RA – A sua consagração no circo não foi uma caminho fácil, teve nariz torcido, família que não apoiava e professora que desacreditava da sua capacidade, nos conte um pouco dessa trajetória.
OC – Fui profissional de teatro antes da maioridade! Ganhei meu certificado de atriz profissional no meu aniversário de 18 anos. Já com espetáculo em cartaz! Mais ou menos nesta época, foi inaugurada a primeira escola de circo da América do Sul, em São Paulo, a Academia Piolin de Artes Circenses.
Até então, o circo era um mundo inatingível para aqueles não nascidos nele. Se acreditava que a arte circense era transmitida pela tradição familiar e pela linhagem dos sobrenomes, onde se acrescentava orgulhosamente, terceira, quarta ou quinta geração! A iniciativa de uma escola de circo, como já havia na Europa, foi revolucionária!
Os circenses tradicionais seriam os professores, mas nem eles mesmos acreditavam em transmitir a arte para “plebeus” adultos. E assim, alguns mestres circenses já aposentados do picadeiro e da vida nômade vestiram uniformes e receberam uma variedade de atores, bailarinos e curiosos ávidos pela sua arte. Eu adorava circo! Admirava uma trapezista argentina que assisti várias vezes fazendo um solo no trapézio.

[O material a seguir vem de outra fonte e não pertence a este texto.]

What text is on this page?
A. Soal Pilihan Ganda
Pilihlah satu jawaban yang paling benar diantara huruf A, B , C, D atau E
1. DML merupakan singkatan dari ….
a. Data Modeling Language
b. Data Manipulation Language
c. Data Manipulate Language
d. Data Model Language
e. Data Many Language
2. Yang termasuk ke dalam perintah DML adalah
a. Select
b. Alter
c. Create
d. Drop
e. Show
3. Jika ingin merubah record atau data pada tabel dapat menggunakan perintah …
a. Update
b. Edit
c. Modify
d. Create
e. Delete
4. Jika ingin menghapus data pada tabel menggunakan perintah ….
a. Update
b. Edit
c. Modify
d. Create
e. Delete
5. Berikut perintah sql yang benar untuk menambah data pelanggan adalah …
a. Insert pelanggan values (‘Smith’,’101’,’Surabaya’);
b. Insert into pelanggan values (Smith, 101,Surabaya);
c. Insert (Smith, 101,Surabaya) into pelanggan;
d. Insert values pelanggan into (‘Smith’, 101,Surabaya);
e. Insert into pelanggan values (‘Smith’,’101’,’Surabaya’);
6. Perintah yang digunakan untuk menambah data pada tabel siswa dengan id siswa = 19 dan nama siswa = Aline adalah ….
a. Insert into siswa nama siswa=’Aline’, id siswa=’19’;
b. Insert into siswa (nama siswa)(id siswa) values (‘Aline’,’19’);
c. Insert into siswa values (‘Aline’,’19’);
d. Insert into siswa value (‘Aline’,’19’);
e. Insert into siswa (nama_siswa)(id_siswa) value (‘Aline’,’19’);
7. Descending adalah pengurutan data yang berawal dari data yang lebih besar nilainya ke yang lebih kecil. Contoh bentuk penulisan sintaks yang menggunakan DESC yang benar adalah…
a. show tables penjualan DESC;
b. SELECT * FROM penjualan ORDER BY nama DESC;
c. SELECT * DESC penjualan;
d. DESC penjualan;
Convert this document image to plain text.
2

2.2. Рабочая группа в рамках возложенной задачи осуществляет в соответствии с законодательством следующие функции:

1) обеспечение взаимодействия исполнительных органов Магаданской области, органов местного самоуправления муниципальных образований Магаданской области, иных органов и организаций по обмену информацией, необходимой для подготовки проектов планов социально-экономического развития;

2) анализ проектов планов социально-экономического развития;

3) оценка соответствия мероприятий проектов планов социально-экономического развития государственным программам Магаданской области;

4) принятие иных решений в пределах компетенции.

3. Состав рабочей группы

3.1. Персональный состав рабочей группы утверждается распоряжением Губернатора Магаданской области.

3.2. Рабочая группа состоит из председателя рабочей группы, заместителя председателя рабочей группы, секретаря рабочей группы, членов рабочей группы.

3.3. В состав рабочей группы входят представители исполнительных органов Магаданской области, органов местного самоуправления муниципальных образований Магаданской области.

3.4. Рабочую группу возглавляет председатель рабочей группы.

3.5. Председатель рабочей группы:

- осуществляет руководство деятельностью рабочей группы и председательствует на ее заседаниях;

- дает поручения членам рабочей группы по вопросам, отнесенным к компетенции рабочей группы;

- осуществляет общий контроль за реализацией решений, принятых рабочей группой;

Quando cheguei na Escola e me perguntaram qual área me interessava mais aprender, quis trapézio solo e aéreos em geral. Libriana, signo do Ar, queria voar! No terceiro dia de aula, ainda toda “quebrada” dos treinos intensos, uma professora me chamou no vestiário pra me dizer que eu jamais seria trapezista! Eu era muito velha (18 anos) muito grande (1.65) e muito pesada 57 quilos)!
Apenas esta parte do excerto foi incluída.